May 14 2007
When it comes to accessing the best drugs for cancer Britain is a second rate country to be sick in.
A new study by researchers at the Karolinska Institute in Stockholm, Sweden, says that Britain along with New Zealand, Poland, the Czech Republic and South Africa, has one of the worst records when it comes to access to the latest cancer-fighting drugs.
The study by clinical oncologist Dr. Nils Wilking and Dr.

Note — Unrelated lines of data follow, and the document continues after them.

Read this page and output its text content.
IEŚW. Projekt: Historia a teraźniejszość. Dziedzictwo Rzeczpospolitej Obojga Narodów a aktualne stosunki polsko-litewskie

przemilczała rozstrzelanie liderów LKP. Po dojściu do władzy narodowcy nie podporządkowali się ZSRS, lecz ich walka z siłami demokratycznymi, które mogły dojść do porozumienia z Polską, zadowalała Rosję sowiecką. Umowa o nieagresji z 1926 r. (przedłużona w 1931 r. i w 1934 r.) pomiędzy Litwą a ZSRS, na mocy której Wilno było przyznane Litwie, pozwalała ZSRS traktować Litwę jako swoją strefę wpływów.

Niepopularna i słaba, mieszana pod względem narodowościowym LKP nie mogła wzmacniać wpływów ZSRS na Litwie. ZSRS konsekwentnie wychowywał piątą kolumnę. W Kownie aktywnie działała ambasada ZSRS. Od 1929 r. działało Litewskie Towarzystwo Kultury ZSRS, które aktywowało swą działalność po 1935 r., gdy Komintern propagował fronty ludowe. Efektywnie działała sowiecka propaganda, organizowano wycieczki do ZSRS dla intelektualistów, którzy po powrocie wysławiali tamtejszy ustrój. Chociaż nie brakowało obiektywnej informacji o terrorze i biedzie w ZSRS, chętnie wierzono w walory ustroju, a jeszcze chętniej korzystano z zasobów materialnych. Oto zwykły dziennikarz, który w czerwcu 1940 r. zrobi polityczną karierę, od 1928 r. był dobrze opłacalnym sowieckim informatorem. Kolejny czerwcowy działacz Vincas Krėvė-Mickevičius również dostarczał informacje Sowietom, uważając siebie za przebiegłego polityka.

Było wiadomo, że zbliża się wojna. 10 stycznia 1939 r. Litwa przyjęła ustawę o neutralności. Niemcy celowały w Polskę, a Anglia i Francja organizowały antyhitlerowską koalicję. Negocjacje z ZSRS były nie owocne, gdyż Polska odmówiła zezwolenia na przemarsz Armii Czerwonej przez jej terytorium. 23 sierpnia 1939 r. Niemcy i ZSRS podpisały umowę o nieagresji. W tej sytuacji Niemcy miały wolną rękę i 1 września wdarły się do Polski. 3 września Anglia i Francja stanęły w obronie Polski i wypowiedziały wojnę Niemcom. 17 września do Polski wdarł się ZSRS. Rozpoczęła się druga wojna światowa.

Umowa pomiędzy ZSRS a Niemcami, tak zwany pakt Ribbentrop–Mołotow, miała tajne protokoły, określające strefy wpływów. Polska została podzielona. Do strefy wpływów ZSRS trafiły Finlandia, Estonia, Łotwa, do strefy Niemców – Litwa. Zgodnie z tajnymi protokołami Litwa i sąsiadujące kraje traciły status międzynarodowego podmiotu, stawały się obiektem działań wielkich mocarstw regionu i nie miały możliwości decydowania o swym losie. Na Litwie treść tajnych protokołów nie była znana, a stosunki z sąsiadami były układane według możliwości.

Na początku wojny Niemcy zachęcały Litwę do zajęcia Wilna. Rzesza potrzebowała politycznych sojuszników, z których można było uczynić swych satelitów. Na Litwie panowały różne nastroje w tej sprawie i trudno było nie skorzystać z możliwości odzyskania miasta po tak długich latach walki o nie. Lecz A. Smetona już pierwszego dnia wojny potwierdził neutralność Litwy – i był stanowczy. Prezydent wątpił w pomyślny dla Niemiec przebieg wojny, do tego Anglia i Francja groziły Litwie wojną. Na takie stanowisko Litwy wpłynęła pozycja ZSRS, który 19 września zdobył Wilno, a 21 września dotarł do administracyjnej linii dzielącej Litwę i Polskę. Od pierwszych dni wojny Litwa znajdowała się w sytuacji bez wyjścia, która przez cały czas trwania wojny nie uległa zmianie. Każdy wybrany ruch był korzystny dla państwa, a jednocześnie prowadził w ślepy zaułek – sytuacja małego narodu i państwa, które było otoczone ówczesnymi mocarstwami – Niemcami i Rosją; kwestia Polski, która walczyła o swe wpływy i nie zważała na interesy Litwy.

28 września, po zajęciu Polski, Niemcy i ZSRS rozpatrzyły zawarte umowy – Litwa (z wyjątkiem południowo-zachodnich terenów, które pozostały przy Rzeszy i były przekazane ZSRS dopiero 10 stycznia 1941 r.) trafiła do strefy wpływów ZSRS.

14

Bengt Jonsson, director of the Center for Health Economics at the Stockholm School of Economics, surveyed 19 European countries as well as Australia, Canada, New Zealand, Japan, South Africa and the U.S.
Top of the league for their cancer treatment were Austria, France, Switzerland and the U.S. where doctors insist on using new cancer drugs.
France also had the highest five-year survival rate for all cancers (apart from non-melanoma skin cancer), where 71 percent of women and 53 percent of men survived each year from diseases related to cancer.
By comparison Britain had the lowest survival rates at 53 percent for women and 43 percent for men respectively; France, Spain, Germany and Italy treated nearly 51-52 percent of cancer patients with drugs launched after 1985, while Britain treated just 40 percent.
The new report also found that the uptake for the new colorectal and lung cancer drugs, which are among the world's top cancer killers for both men and women were 10 times greater in the U.S. than in Europe, with UK having the lowest usage.
The report says Britain has one of the worst records for using new cancer drugs and it lays some of the blame on the National Institute for Health and Clinical Excellence (NICE).
NICE decides if the National Health Service (NHS) can fund new drugs and the report says NICE is responsible for the delays in drugs being approved, the very thing it was meant to avoid; approval is often delayed by as much as 18 months.
It was found that countries with a history of prescribing new drugs have the best five-year survival rates from the disease, whilst patients in countries with a poor record for using new drugs have lower survival rates.
New drugs account for between 14 and 19 per cent of the difference in death rates between high and low users.
In the UK, around 153,000 deaths are caused by cancer each year and while the UK has a good record on breast cancer drugs there are problems says the report with four drugs: Avastin and Erbitix, for bowel cancer, and Tarceva and Alimta, which treat lung cancer.
While the lung cancer drugs have not been approved by NICE they are available in Scotland; experts say the report is a "shocking indictment".
Cancer charities also say that NHS patients are being penalised as a result of negative NICE guidance, NHS cash restraints and restrictive local practices.
The report is published in cancer journal Annals of Oncology.